Three short words: feelings, feelings, feelings.
Parenting is so much about feelings: our own, our children's, and others (society, teachers, grandparents, parenting "experts") who may support or "judge" us.
One of the most difficult issues for new parents is the steep learning curve of becoming a parent to the individual child we have and, at the same time, learning the job of parenting and what it requires of us. On the job training at its most intense in my opinion. And just as we start feeling confident and like we are getting it right, welcome the next developmental stage!
The point about feelings is this is the way small children communicate with us most directly, often most clearly and how we often react to their intense expression of emotion, whether we are aware of it or not. Hopefully, we are able to respond compassionately and calmly most of the time.

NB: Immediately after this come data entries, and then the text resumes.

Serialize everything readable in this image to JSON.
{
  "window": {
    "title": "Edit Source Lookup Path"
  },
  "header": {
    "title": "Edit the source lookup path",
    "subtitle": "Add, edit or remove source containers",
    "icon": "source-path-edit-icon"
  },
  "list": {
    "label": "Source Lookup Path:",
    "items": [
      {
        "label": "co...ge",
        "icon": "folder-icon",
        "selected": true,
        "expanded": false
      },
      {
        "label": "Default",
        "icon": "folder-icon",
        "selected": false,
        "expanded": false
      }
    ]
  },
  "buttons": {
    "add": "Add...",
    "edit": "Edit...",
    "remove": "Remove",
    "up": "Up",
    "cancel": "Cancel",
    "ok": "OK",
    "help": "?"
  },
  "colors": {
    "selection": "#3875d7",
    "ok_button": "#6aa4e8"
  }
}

Empathy is an important aspect of parenting effectively and communicating skillfully with our children. When we empathize, we are wondering about how our child is understanding something that is upsetting to him. We are using our feelings to understand those of our child. We are not imposing our logic as to why something should not be upsetting. While it may be true that a worm is not going to hurt our 2 year old, his fear is still real and consuming to him. Our empathy and calming words build a cognitive framework for our little one to respond to and interact with the world. We empathize through acknowledging feelings while teaching with our words at the same time. This is what John Gottman has termed emotional intelligence.
As adults we are able to use our brains and highly developed cognitive abilities to help our children process their intense feeling reactions and begin to use the intellectual part of their brain to process events. In fact, the cerebral cortex in children is not separated from the primitive emotion processing brain stem. This means that children become flooded with feelings and literally cannot think when they are upset. This is also true of adults, but at least we have the brain capacity to hold both emotions and thoughts, but small children do not! It is amazing that early childhood is not just one long meltdown :)
Our brains are being used by our children all of the time to create their understanding of a complex world. By putting words to our child's experience, she quite literally depends on your brain to help her make sense of the world and to grow.
One of my most important goals as a parent educator is not only to help parents develop a context for how to parent their own children, but to have a place to express, vent, sort through and hopefully laugh about the joys and terrors of parenting as a way to create a cohesive experience of self and family.
In our time together at preschool, it is focusing on our children that is important for parents, but also connecting with other parents and kids, watching and learning from how they interact with each other. Not comparing in a negative way (because every child is so different), but learning about who we are and who our child is through community interaction.
I guess it is like using the community "brain" as an extension of self that contributes to how parents (and parent educators:) continue to learn and to grow.